Due to this new grant, CHUM is planning on implementing a student research assistant program next year. With this program, all Faculty Fellows will be paired with students to help with their research projects. This program will complement the pre-existing CHUM Student Fellow program.

CHUM Student Fellow Mari Jarris ’14 said that her involvement with the center has provided her with a great opportunity to work on her thesis. She expressed enthusiasm about the endowment and what it will bring for CHUM’s future.

“This new grant will ensure that the fellowship program will continue,” Jarris said.

CHUM also encompasses the Social, Cultural, and Critical Theory Certificate, an interdisciplinary program that encourages students to pursue theory-intensive courses in a variety of departments at the University. Jarris noted that the endowment will expand opportunities for students pursuing the certificate.

“The funding for this certificate comes from CHUM, too, so now we will be able to bring in different speakers and have different events [for the In Theory Lecture Series],” Jarris said.

Kleinberg pointed out that this grant will allow for intense intellectual collaboration between faculty members and students.

“We will certainly continue to build on our longstanding traditions,” Kleinberg wrote. “We will also build up our work and presence in the new media.”
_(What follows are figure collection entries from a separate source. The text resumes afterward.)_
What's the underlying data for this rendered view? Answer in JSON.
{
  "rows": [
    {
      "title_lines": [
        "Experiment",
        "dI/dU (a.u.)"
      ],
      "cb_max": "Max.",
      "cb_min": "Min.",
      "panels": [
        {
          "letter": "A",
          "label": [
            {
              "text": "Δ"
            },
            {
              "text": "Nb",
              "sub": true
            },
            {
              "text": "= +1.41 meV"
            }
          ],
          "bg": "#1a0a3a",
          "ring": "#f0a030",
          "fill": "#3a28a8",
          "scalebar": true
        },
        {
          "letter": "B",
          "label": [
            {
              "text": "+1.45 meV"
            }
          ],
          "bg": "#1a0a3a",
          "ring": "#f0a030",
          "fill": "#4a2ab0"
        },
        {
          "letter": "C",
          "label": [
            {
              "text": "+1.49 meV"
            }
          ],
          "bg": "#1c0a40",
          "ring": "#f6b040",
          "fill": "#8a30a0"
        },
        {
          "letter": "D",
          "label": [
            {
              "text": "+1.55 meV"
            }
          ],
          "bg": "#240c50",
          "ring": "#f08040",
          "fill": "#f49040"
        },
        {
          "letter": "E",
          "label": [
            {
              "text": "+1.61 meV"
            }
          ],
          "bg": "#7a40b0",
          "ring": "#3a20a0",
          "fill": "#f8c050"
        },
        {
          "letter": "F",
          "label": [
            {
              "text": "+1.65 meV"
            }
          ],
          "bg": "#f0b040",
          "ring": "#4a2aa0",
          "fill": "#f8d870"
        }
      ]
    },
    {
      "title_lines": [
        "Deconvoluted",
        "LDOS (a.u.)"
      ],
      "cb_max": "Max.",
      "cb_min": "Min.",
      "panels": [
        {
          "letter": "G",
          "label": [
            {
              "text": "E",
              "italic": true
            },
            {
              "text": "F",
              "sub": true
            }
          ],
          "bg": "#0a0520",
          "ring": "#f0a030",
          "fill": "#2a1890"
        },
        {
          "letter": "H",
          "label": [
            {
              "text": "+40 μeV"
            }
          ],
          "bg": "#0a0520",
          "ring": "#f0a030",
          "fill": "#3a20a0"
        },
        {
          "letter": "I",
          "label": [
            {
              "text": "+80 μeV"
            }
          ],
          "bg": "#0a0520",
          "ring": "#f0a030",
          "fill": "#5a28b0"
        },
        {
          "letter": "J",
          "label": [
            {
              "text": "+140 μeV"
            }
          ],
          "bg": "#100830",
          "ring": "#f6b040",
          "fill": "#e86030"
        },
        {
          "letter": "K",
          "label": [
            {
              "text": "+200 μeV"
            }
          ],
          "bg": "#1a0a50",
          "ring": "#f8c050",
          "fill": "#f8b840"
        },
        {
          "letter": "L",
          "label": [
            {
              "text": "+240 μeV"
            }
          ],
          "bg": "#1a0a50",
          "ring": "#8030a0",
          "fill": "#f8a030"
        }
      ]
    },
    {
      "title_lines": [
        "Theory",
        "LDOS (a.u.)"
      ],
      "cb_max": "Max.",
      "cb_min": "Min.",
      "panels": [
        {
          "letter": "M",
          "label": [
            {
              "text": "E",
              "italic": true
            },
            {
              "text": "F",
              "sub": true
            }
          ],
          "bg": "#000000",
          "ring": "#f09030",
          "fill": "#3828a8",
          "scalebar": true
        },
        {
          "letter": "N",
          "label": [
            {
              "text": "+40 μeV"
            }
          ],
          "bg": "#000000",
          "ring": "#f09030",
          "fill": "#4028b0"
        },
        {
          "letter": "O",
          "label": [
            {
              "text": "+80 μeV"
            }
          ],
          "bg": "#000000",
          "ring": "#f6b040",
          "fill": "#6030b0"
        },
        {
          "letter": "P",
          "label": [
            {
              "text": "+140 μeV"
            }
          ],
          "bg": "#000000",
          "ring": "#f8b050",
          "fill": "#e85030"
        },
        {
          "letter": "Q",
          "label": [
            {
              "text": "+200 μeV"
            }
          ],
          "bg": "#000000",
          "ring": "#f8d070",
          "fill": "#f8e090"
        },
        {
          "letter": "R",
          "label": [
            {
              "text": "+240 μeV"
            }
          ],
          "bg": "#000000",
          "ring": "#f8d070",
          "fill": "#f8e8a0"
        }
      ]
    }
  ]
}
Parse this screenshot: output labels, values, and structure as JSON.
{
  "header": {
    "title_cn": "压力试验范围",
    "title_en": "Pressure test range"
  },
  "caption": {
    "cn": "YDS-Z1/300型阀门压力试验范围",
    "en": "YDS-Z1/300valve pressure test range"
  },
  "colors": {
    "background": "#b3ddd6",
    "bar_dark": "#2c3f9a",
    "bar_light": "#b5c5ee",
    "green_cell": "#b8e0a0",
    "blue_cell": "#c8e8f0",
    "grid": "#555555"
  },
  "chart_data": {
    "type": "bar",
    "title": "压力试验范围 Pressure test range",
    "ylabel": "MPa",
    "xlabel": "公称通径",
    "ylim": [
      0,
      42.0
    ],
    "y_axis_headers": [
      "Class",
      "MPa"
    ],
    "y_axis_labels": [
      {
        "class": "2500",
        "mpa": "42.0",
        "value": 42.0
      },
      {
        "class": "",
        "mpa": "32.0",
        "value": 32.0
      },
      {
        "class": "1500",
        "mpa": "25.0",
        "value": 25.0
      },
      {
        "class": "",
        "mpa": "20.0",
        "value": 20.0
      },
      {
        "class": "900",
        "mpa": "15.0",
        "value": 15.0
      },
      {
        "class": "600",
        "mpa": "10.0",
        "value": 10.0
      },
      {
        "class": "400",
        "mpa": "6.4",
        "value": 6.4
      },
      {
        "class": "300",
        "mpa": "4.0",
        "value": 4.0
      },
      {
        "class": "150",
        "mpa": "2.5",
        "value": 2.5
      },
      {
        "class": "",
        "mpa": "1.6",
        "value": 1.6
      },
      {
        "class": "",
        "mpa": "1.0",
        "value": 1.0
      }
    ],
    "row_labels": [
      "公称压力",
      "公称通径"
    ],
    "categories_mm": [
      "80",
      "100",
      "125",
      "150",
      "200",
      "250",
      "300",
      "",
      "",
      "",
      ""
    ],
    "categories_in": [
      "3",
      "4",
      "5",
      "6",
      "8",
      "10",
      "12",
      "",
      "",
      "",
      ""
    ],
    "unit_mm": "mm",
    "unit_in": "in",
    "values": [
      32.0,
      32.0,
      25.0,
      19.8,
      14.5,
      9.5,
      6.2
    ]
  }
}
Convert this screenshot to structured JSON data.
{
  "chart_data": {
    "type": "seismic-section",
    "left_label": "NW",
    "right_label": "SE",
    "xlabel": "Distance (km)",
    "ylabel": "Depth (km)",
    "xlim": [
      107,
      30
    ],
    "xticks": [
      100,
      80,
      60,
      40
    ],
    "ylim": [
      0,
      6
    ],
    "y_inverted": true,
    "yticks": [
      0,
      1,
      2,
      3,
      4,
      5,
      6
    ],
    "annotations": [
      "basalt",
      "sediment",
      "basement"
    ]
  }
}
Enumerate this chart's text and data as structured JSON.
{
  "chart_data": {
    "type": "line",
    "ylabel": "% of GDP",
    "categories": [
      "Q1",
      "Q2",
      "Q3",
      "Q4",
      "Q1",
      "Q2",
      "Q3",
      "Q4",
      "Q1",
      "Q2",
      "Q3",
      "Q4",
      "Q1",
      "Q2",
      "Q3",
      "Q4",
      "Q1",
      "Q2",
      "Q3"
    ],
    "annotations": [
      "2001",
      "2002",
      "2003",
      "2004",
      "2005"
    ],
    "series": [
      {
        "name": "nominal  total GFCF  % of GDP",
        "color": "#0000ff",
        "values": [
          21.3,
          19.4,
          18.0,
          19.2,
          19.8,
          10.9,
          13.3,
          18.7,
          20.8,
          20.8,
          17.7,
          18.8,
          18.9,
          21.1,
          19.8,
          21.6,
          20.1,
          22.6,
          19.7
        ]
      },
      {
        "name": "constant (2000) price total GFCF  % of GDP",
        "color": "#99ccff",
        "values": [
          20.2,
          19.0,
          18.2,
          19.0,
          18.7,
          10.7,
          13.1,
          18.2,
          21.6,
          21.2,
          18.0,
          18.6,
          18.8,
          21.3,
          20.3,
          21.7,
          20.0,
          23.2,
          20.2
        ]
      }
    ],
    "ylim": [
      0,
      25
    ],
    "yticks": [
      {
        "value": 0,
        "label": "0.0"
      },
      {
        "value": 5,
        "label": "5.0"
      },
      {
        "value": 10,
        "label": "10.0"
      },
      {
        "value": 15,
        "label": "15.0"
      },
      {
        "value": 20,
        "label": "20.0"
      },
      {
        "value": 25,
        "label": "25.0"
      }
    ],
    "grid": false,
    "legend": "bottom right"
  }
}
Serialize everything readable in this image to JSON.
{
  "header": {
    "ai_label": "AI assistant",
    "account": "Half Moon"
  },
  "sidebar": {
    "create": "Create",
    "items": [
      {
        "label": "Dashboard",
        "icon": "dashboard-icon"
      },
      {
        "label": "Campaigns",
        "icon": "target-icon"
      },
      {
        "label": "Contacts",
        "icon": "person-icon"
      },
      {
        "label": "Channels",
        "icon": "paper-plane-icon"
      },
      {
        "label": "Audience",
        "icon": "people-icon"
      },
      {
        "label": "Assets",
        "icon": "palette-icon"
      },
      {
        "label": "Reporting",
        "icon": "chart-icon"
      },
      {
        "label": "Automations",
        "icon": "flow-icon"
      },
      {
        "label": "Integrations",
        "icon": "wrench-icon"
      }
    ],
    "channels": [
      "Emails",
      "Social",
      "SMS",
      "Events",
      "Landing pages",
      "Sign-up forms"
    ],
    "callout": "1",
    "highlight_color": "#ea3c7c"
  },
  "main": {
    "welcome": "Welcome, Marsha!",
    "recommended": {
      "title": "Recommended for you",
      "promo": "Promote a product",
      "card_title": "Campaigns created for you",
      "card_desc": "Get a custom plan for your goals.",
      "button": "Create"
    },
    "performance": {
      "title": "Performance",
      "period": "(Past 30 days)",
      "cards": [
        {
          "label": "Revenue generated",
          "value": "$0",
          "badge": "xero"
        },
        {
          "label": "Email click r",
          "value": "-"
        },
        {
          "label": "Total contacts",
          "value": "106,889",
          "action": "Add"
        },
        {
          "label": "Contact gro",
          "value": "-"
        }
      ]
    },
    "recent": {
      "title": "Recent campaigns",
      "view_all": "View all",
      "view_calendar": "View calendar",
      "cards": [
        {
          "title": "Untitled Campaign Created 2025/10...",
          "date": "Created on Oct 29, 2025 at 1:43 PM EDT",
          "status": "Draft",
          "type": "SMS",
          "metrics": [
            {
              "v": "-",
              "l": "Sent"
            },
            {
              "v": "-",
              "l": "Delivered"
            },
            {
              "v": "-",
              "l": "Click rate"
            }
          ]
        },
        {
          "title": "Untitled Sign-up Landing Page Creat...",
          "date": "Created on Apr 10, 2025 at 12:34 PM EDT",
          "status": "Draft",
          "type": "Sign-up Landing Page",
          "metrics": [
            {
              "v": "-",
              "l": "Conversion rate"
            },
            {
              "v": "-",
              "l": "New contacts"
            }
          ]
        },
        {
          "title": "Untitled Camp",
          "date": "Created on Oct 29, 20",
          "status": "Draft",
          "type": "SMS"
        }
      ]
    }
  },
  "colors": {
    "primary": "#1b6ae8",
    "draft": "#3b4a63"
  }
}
Because of these funds, the center was able to host last week’s conference, titled “Exercising Judgment in Ethics, Politics, and the Law: Hannah Arendt’s ‘Eichmann in Jerusalem: A Report on the Banality of Evil’, Fifty Years Later.” Jarris noted that the center was able to bring in top scholars to speak at this event.

Lucy Britt ’14, another Student Fellow, was enthusiastic about the outcome.

“The Center is an amazing center of learning and critical thinking at Wesleyan,” Britt said. “I think it is great that the CHUM got a grant to fund the recent renovation and to bring in speakers like Susan Neiman for the Hannah Arendt conference or Judith Butler last semester.”

CHUM will also be able to add more programs to its current roster of lectures and conferences. For instance, the center is pushing for more student-run humanities journals and blogs like PYXIS, a print and digital humanities journal.

PYXIS Executive Director Ben Zucker ’15 said that he hopes the journal will be helpful and informative.

“We want the journal to come together naturally through close work with CHUM,” Zucker said. “It is a matter of finding out how to get students involved to bring out maximum coverage and detail.”

The center will also open a new media lab next year. This lab will offer courses in the digital liberal arts. Kleinberg is hopeful that the endowment will allow CHUM to remain a strong presence within the University’s academic community.

“At a time when one hears so much rhetoric about the humanities in retreat, Wesleyan’s Center for the Humanities is pressing forward,” Kleinberg is quoted as saying in the Wesleyan Connection article. “The case for the importance and relevance of the humanities in the 21st century will not be made by pointing backwards to that which has been done, but instead by pointing to that which we are doing.”